PostgreSQL 15: changes in the public schema permissions
In PostgreSQL 15 the default public schema that every database has will have a different set of permissions. In fact, before PostgreSQL 15, every user could manipulate the public schema of a database he is not owner.
Since the upcoming new version, only the database owner will be granted full access to the public schema, while other users will need to get an explicit GRANT:
Imagine the user
luca is owner of the database testdb: it means he can do whatever he wants on the database.
testdb=> SHOW server_version;
server_version
----------------
15beta2
(1 row)
testdb=> SELECT current_role, current_user;
current_role | current_user
--------------+--------------
luca | luca
(1 row)
testdb=> CREATE TABLE mytable( t text );
CREATE TABLE
On the other hand, another user, let’s say
pgbench, cannot:
testdb=> SELECT current_role, current_user;
current_role | current_user
--------------+--------------
pgbench | pgbench
(1 row)
testdb=> CREATE TABLE mytable2( t text );
ERROR: permission denied for schema public
LINE 1: CREATE TABLE mytable2( t text );
testdb=> select * from mytable;
ERROR: permission denied for table mytable
That means that
public is not managed as a user defined schema, and therefore in order to allow other users to do operations, an explicit GRANT must be executed.
What has changed is that there is no more the
CREATE permission on public schema, while YUSAGE is as before. Therefore, in order to allow not-owners to create objects, an explicit GRANT CREATE ON SCHEMA public TO pgbench statement myust be executed.
This affects newly created databases, not those restored from previous backups.

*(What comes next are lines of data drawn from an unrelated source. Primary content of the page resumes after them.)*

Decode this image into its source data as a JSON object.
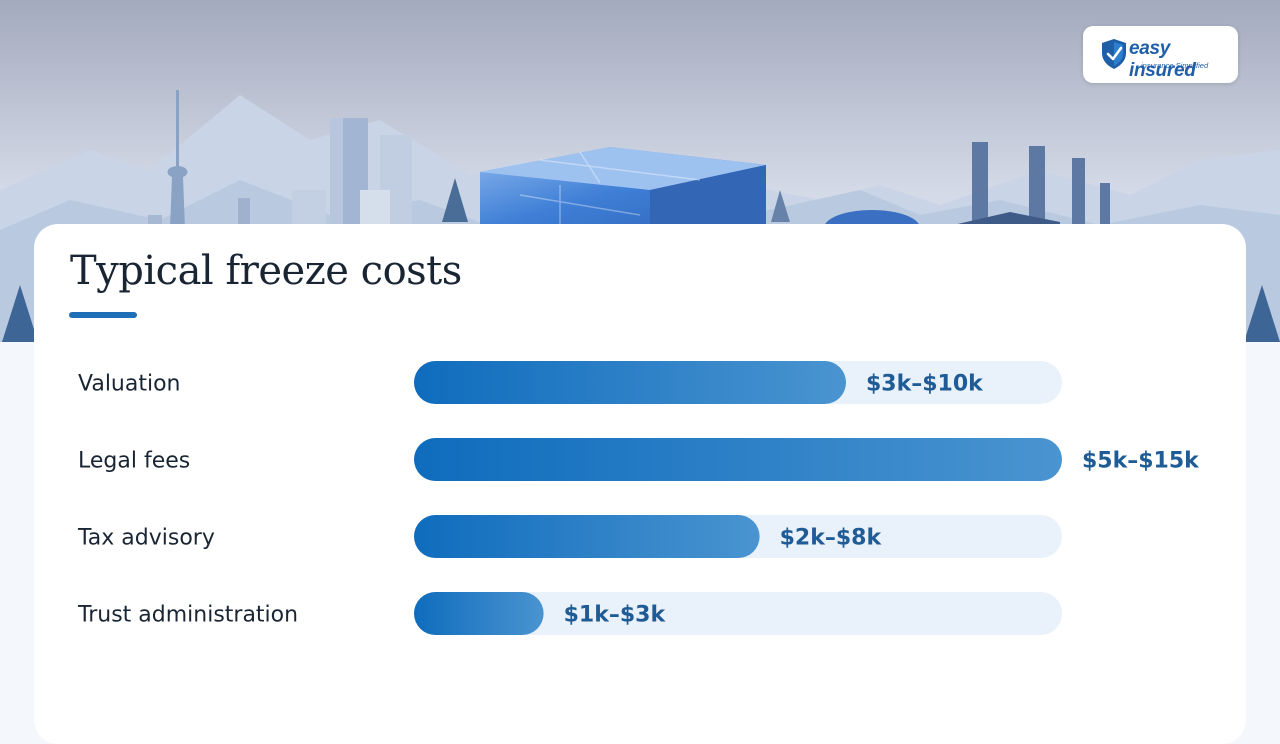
{
  "brand": {
    "name": "easy insured",
    "tagline": "insurance Simplified"
  },
  "colors": {
    "accent": "#1f6fb8",
    "bar_start": "#0f6cbd",
    "bar_end": "#4a94d0",
    "track": "#e9f1fa",
    "value_text": "#1f5c96",
    "sky_top": "#a3aabd",
    "sky_bottom": "#dde6f2"
  },
  "chart_data": {
    "type": "bar",
    "orientation": "horizontal",
    "title": "Typical freeze costs",
    "categories": [
      "Valuation",
      "Legal fees",
      "Tax advisory",
      "Trust administration"
    ],
    "ranges": [
      [
        3000,
        10000
      ],
      [
        5000,
        15000
      ],
      [
        2000,
        8000
      ],
      [
        1000,
        3000
      ]
    ],
    "values": [
      10000,
      15000,
      8000,
      3000
    ],
    "value_labels": [
      "$3k–$10k",
      "$5k–$15k",
      "$2k–$8k",
      "$1k–$3k"
    ],
    "xlim": [
      0,
      15000
    ],
    "grid": false,
    "legend": "none"
  }
}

But there is a trick that could help in setting back the previous behavior: if you set the permissions on the
template1 (or in a template database) you could have them for free on new databases:
template1=# GRANT CREATE ON SCHEMA public TO PUBLIC;
GRANT
template1=# CREATE DATABASE newdb WITH OWNER luca;
CREATE DATABASE
And now, collecting as not-owning user:
% psql -U pgbench -h localhost newdb
newdb=> create table foo( i int );
CREATE TABLE
the permissions are as in previous PostgreSQL versions.
It is not clear if the above trick will remain in place once the PostgreSQL version exists the beta status, in any case I discourage you to adopt it. The choice of revoking by default privileges on the `public` schmea could be annoying, but is a good choice in term of security and forces you to decide how to deal with permissions.